En el complejo de entrenamiento del Decano, el aire de competencia ya se siente. Atlético Tucumán cerró la fase más exigente de su pretemporada y, bajo las órdenes de Julio César Falcioni, el equipo inició este jueves la transición hacia el trabajo táctico con pelota.
El primer «11» del Emperador
En una práctica de fútbol formal ante un combinado de juveniles de cuarta y quinta división, Falcioni probó una estructura inicial que apunta a consolidar un bloque dinámico para el debut del 26 de julio. El once que saltó al campo fue:
- Luis Ingolotti en el arco.
- Línea de cuatro con Leandro Di Plácido, Clever Ferreira, Luciano Vallejo e Ignacio Galván.
- Zona de volantes con Renzo Tesuri, Leonel Vega, Lautaro Godoy y Ramiro Ruiz Rodríguez.
- Dúo de ataque compuesto por Nicolás Laméndola y Manuel Brondo.
Cuidados y juveniles en ascenso
No todo fue fútbol a la par. Leandro Díaz, Franco Nicola y Maximiliano Villa trabajaron de forma diferenciada. Desde el cuerpo técnico aclararon que se trata de una medida preventiva para reducir cargas, priorizando la salud física del plantel en esta etapa crucial de la pretemporada.

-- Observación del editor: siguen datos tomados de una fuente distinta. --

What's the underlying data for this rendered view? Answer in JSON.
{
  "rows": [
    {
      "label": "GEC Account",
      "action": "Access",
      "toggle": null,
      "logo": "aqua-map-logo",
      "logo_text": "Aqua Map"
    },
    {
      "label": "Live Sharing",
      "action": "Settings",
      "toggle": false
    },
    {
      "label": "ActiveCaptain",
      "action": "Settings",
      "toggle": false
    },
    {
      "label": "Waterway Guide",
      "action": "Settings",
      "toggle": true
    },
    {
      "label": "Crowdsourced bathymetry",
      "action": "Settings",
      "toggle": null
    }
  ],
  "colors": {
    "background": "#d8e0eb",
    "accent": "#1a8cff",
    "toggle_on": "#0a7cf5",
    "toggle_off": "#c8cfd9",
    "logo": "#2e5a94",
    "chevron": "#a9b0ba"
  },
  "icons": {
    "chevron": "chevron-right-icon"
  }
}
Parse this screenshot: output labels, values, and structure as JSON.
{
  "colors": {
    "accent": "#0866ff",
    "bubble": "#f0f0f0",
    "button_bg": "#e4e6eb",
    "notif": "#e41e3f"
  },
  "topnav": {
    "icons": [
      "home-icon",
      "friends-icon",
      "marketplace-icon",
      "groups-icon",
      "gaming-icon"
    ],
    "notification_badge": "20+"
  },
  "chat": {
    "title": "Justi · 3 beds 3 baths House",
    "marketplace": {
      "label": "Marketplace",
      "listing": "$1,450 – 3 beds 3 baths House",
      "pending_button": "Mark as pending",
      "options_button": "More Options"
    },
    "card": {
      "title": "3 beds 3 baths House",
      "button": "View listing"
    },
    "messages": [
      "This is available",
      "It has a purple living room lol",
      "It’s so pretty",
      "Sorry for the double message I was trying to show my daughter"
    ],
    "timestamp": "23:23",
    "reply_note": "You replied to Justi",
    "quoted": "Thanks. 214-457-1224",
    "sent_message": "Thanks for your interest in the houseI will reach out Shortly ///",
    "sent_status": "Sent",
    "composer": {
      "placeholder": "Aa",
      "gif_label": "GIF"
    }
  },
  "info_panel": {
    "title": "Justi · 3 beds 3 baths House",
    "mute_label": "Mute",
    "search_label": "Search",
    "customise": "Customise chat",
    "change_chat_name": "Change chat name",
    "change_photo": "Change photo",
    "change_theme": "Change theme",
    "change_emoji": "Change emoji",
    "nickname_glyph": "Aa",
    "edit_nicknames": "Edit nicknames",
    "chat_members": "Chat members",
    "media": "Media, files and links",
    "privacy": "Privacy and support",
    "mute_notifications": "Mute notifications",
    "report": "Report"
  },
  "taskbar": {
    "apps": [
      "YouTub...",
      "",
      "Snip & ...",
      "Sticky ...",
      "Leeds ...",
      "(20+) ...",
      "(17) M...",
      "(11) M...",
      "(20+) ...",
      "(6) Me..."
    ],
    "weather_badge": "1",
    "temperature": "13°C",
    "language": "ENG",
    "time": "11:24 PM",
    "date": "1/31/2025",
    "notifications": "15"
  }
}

Asimismo, la apuesta por las inferiores sigue firme. Los juveniles Rodrigo Granillo (delantero) y Tomás Jung (defensor central) continúan integrándose a la dinámica de Primera, sumando experiencia con el grupo profesional de cara a la exigente temporada que se avecina.
Agenda cargada: amistosos en el horizonte
Para ganar el rodaje necesario antes del choque frente a Independiente Rivadavia, Atlético gestiona dos pruebas clave para los próximos días:
- Sábado: Enfrentamiento ante la Reserva en el estadio Monumental.
- Miércoles: Duelo ante Tucumán Central.
Ambos encuentros se disputarán a puertas cerradas, permitiendo que Falcioni ajuste los automatismos tácticos lejos de las miradas externas. El objetivo es claro: transformar la intensidad física de los últimos días en un funcionamiento colectivo que permita al Decano pelear en los puestos de vanguardia del Torneo Clausura.